Introduced in the 1960s and then resurrected in the 1990’s, the ThingMaker was a device that allowed kids to fabricate squishy toys, like bugs and flowers, by pouring liquid resin into metal molds, which were then baked within the device’s scalding hot oven. I burned my hands more than once in trying to produce my own Creepy Crawlers. The 2016 redux is definitely a lot safer and has the benefit of riding the massive trend of 3D printing.
Unveiled ahead of the Toy Fair trade show taking place in New York this weekend, the ThingMaker is a $299.99, family-marketed 3D printer that is controlled with a 3D printing app for iOS and Android. In addition to managing print tasks, the app allows users to use pre-supplied models for 3D printing. Then, when a batch of 3D printed parts begins printing, the door to the printbed locks to prevent the same burns associated with the Creepy Crawler fabricator of yesteryear. Using only PLA and no heated bed, another safety hazard is removed, but there is no word on whether the printer will only be able to use proprietary PLA.
The ThingMaker App bears a striking resemblance to Tinkerplay, Autodesk’s kid-focused design app created through the acquisition of the Modio app. Users can design modular characters that they can then build, once printed. With batch printing and a quick change of filament, these characters become multi-colored creations of the imagination.
A direct tie-in to Mattel and the new 3D printer certainly opens the world of Tinkerplay up to its young target demographic more easily. Dan Pressman, creative director at Autodesk, says of the design app, “All the physical behaviors are as it would be when it was actually printed out, so you can get an idea for how it is going to mechanically move and what the limits of all the joints and sockets that you create are.”

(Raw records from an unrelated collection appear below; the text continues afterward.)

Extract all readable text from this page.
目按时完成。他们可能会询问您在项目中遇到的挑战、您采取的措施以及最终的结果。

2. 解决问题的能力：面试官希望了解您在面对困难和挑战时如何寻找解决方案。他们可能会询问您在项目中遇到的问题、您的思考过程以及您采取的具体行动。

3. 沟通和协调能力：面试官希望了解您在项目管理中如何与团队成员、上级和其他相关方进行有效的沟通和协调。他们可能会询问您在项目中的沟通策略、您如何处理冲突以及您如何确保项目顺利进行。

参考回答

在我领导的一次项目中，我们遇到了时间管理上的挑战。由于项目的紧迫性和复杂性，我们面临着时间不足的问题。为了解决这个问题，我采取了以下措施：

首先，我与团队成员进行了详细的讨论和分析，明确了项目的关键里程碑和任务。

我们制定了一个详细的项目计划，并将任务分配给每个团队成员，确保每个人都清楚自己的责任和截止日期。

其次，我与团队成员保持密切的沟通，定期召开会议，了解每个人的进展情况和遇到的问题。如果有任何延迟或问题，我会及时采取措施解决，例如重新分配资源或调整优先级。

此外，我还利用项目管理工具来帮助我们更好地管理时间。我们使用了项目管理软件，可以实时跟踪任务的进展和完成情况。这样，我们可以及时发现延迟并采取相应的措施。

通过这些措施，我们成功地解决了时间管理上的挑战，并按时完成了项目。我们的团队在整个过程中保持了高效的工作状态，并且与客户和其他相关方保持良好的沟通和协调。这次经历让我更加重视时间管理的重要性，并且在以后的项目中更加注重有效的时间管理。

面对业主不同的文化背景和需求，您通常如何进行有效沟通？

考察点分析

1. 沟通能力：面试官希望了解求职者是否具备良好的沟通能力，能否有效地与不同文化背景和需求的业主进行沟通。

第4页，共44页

The device is part of a larger trend that sees Mattel attempting to keep up with the times, technologically and sociologically. Apple recently began selling a Google Cardboard-style VR case for iPhone that’s intended as a reboot of Mattel’s classic View-Master device. The toy manufacturer also launched a new series of Barbie toys meant to reflect the diversity of modern consumers. Albeit, the toys still suffer from the similar whitewashing of morphological facial features when it comes to their dolls of color and their “Curvy” would more accurately be labeled “Average”, not to mention the reinforcement of a gender binary and strict female stereotypes, but it’s a step in the right direction for Mattel.
When such brands as Barbie and Hot Wheels join the ThingMaker ecosystem has yet to be revealed, but Aslan Appleman, senior director, at Mattel has hinted to USA Today that this is part of the plan, “Obviously we have quite a few iconic brands in our portfolio as well as access to partner brands. You can imagine that’s part of our longer term strategy.”
The ThingMaker will ship this Fall, but preorders will open up on Amazon this coming Monday and the ThingMaker app is already available for download. Appleman comments, “We’re going to use these seven months to really learn and gain analytics of how people are using it.” Marketed during Saturday morning cartoons (are those still a thing??) between Nerf and Ecto-Cooler commercials, I can tell you that I definitely would have asked my parents to buy me one.